Today, the Wall Street Journal published an editorial piece, titled "Blinding Arbitration," in which you can witness the screaming of "injustice" in regards to the arbitration process proposed in the Employee Free Choice Act.
Fundamentally, it's backwards. Reading it, I began to wonder what reality these people live in.
The editorial paints the current contract negotiation process as something that "works." Ask anyone who's been through the process, and they'll tell you that it works - but only for corporations. The employees, instead, tend to get the shaft. Nearly two-thirds (62%) of workers who form a union still don't have a contract after one year, and companies refuse to negotiate in good faith in over 28 percent of cases.
To big business, it's a process that works because they have all of the control. As Former Wal-Mart CEO Lee Scott once said, "we like driving the car, and we're not going to give the steering wheel to anybody but us."
Now, to keep the steering wheel in their hands, they're desperately beginning to make stuff up again. Remember how they told you that Employee Free Choice would "take away the secret ballot?," but it wasn't true, at all? (Even the Wall St. Journal admitted the Employee Free Choice Act doesn't take away secret ballots.)
Here's one of the arguments we're starting to see as it appears in the today's Wall Street Journal:
"Unions in particular will be inclined to ask for the moon (during first contract negotiation), knowing they will do well even if an arbitrator merely splits the difference...This would put (an arbitrator), with no real stake in a company's future, in charge of divining the perfect wage and work rules for that company."It's completely unreasonable to think that an arbitrator has no stake in a company's future, or in being seen as fair. A successful long-term outcome from the arbitration process is critical to their livelihood and their reputation. Since an arbitrator is picked by both sides in a process similar to how a jury is selected, you better believe that the past success of their decisions will be evaluated and judged. Unsuccessful outcomes would eventually leave an arbitrator without a reputation and, essentially, without a job.
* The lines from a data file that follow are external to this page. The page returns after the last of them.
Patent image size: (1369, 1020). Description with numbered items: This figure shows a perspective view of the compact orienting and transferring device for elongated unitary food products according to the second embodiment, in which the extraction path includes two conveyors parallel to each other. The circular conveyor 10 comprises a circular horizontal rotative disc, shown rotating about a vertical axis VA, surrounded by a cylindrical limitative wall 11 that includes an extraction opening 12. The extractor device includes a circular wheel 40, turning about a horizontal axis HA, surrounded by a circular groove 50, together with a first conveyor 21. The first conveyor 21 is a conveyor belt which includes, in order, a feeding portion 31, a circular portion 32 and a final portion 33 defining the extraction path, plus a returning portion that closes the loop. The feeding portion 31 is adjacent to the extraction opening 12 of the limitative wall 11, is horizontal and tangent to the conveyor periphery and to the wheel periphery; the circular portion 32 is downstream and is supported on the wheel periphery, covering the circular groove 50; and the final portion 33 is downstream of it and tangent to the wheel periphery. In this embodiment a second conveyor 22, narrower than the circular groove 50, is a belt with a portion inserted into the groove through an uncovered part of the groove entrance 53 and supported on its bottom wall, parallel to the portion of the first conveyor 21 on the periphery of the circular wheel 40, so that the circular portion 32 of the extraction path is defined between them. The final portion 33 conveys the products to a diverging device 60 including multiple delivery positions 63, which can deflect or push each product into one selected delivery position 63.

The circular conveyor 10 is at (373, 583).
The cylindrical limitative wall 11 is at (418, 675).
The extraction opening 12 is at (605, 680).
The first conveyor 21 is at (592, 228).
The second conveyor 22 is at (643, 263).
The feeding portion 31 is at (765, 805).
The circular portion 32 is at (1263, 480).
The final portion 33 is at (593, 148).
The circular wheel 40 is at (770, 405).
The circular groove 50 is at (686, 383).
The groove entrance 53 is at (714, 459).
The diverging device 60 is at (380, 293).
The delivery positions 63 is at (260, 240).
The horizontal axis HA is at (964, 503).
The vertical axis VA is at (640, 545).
The "shoot for the moon" language is also laughable for anyone who's been through the arbitration process. "Shooting for the moon" only makes an arbitrator think you're less reasonable, and thus, the arbitrator is far less inclined to side with your demands. Historically, it's the side that's seen as most fair, most willing to compromise, and most reasonable that generally is more convincing to the arbitrator. Once again, this goes along with the notion that arbitrators must be seen as fair and neutral in order to maintain their viability as an arbitrator.
It's also important to see what we're talking about here. Reading the editorial, you almost get the picture that an arbitrator comes in, reinvents the wheel, dictates everything a company can do, and has no accountability to anyone.
But, in reality, arbitration would only used in situations where it's desperately needed. First contract arbitration is a safety net only if the parties' negotiations are unsuccessful, and only on the sticking points that would otherwise prevent workers from getting a contract. Most of all, this is only a process that would be used in the first contract only - and thus, only valid for the duration of that one particular contract.
Yet, this information is carefully omitted from this editorial, and quite frankly, from any argument we've seen.
Sure, there's "blindness" here. But it's our firm belief that the blindness here is caused by greed and the coercive power of the need for the "steering wheel." For once, if the "safety net" protection of first contract arbitration is in place, neither a company nor a union would be able to control the process unfairly. That, to the opponents of first contract arbitration, is the scariest thing they've had to contend with in decades.